The measure slid 6.6 percent last week amid concern a military strike against Syria was imminent and would hurt tourism and investments in the emirate. Emaar Properties PJSC, the developer of the world’s tallest tower in Dubai, gained the most in almost four weeks and Deyaar Development PJSC, a builder of home and office towers, surged 13 percent, before announcing a joint venture for a residential tower.
U.S. President Barack Obama said Saturday he would seek authorization from Congress before ordering the strike against Syria for using chemical weapons, delaying action to at least Sept. 9.
Last week’s decline “was sharper, so in context a rebound of this magnitude is not surprising,” Amer Khan, a director at Shuaa Asset Management, said in an email. The political situation in Syria “has lost the urgency it had prior to the weekend, given the developments in the U.K. and the U.S.”
While Obama said he had already decided to take military action, he will give lawmakers the opportunity to debate and vote on it. France, which had indicated it would join in taking military action, said it would wait for its parliament before taking action, according to the Associated Press.
The “sharp rebound in the UAE indices was driven once again by domestic retail investors responding to the dissipating threat of Syrian strikes,” Julian Bruce, head of institutional trading at EFG-Hermes UAE Ltd., said by email Sunday.
Dubai Islamic Bank PJSC, the United Arab Emirates’ biggest Shariah-compliant bank, climbed 3.3 percent, the most since Aug. 6, to 3.45 dirhams. Emaar rose 1.7 percent to 5.85 dirhams and Deyaar surged to 54 fils. There are 100 fils to the dirham.

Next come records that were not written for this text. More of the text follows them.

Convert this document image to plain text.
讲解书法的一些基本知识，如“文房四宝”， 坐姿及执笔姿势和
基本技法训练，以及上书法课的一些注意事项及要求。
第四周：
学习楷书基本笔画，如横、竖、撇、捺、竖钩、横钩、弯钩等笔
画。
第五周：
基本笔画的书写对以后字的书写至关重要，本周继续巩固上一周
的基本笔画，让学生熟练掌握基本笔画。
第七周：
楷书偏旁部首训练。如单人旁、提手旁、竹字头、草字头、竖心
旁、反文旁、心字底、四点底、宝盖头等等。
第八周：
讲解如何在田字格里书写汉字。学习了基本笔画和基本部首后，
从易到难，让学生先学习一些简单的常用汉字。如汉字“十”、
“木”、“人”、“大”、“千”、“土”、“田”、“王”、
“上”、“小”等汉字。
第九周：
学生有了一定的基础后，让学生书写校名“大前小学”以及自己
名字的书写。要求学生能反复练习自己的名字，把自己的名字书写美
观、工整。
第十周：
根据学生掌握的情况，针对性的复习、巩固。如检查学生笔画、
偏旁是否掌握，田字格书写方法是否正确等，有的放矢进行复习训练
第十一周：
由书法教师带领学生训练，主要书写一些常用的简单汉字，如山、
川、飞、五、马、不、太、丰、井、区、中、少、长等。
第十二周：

Abu Dhabi’s benchmark index gained 1.8 percent, Saudi Arabia’s 1.5 percent, Oman’s measure 0.7 percent and Qatar’s 0.5 percent. Kuwait’s fell 0.1 percent and Bahrain’s was little changed. Egypt’s EGX 30 Index increased 0.6 percent. The yield on the benchmark 4.25 percent notes due March 2023 declined four basis points, or 0.04 percentage point, to 3.97 percent.
Last week, Dubai’s index had the biggest weekly slump since March 2011, leaving the gauge at an average price-to-book ratio of 1 compared with 2 in neighboring Saudi Arabia and 1.7 in Qatar.